Monday, Jun. 02, 1997

A WOMAN OF MEANS

By John Elson

She may be only one of history's footnotes now, but in her heyday Clare Boothe Luce was, after Eleanor Roosevelt, the most talked-about woman in America. She seemingly had it all: she was married to two men of wealth; she was a headlining journalist (for LIFE and the original Vanity Fair); a successful playwright (The Women); a two-term Congresswoman from Connecticut; and later U.S. ambassador to Italy. She had a merciless wit and stunning looks to go with her smarts. Drawing on interviews with family, friends and Luce herself, as well as her papers in the Library of Congress, Rage for Fame: The Ascent of Clare Boothe Luce by Sylvia Jukes Morris (Random House; 562 pages; $30) is the first part of what will almost certainly be the definitive biography of Luce.

Despite her lady-of-the-manor ways, Luce's beginnings were anything but grand. She was born in Manhattan in 1903, the illegitimate daughter of William Franklin Boothe, an itinerant salesman and would-be concert violinist. Clare and her older brother David were raised by their mother Anna, who, Morris tells us, supported them by part-time work as a call girl and believed that Clare's surest way to escape from poverty was by marrying money. They found a supposedly suitable husband in George Tuttle Brokaw, an heir to a clothing fortune but also a drunkard and a brute. The marriage lasted six years and produced Clare's only child.

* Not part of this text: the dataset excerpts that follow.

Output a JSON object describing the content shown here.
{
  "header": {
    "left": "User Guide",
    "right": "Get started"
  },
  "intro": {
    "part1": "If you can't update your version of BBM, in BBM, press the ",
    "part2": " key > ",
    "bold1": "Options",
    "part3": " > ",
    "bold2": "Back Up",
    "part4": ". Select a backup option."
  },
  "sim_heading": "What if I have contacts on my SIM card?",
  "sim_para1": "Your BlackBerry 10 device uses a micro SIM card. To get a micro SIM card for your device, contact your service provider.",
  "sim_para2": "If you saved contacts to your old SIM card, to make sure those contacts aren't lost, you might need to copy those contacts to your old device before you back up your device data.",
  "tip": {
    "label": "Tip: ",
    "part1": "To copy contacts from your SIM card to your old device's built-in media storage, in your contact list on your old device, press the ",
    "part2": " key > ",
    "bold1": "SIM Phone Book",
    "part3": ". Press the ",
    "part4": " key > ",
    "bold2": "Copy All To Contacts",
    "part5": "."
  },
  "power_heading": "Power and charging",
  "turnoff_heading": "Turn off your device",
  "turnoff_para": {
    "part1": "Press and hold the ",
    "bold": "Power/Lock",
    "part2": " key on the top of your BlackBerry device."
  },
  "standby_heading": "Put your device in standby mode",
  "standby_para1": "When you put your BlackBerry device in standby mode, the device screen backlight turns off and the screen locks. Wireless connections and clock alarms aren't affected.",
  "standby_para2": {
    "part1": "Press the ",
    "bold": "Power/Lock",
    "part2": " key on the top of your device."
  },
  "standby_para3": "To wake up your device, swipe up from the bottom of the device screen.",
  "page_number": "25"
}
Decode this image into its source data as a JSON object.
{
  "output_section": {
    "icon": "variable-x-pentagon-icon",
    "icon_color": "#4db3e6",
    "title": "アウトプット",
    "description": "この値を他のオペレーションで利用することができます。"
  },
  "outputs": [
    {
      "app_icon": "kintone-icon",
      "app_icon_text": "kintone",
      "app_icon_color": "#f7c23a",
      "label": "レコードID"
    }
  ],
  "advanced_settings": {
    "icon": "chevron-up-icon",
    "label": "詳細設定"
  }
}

Thanks in part to Brokaw's generous alimony, Clare emerged as Manhattan's most glitteringly gay divorce. She also found work with the publisher Conde Nast, initially at Vogue but more brilliantly at Vanity Fair, where she became managing editor. One of her first contributions to the magazine was a flip little profile of TIME's co-founder Henry R. Luce. They married in 1935. His magazines prospered, including LIFE, which she virtually invented, but, to her bitter disappointment, was not allowed to edit. And despite mixed reviews, her plays were popular successes. But as Rage for Fame ends, with Clare's election to Congress in 1942, the Luces are visibly at odds--and clearly not for the last time.

Morris struggles for fairness but portrays Luce as a calculating, self-indulgent user whose fixed eye on the main chance rendered her oblivious to the concerns of others. Considering the trials that lay ahead for Luce, it's a safe bet that Morris' second volume will be just as compelling as the first.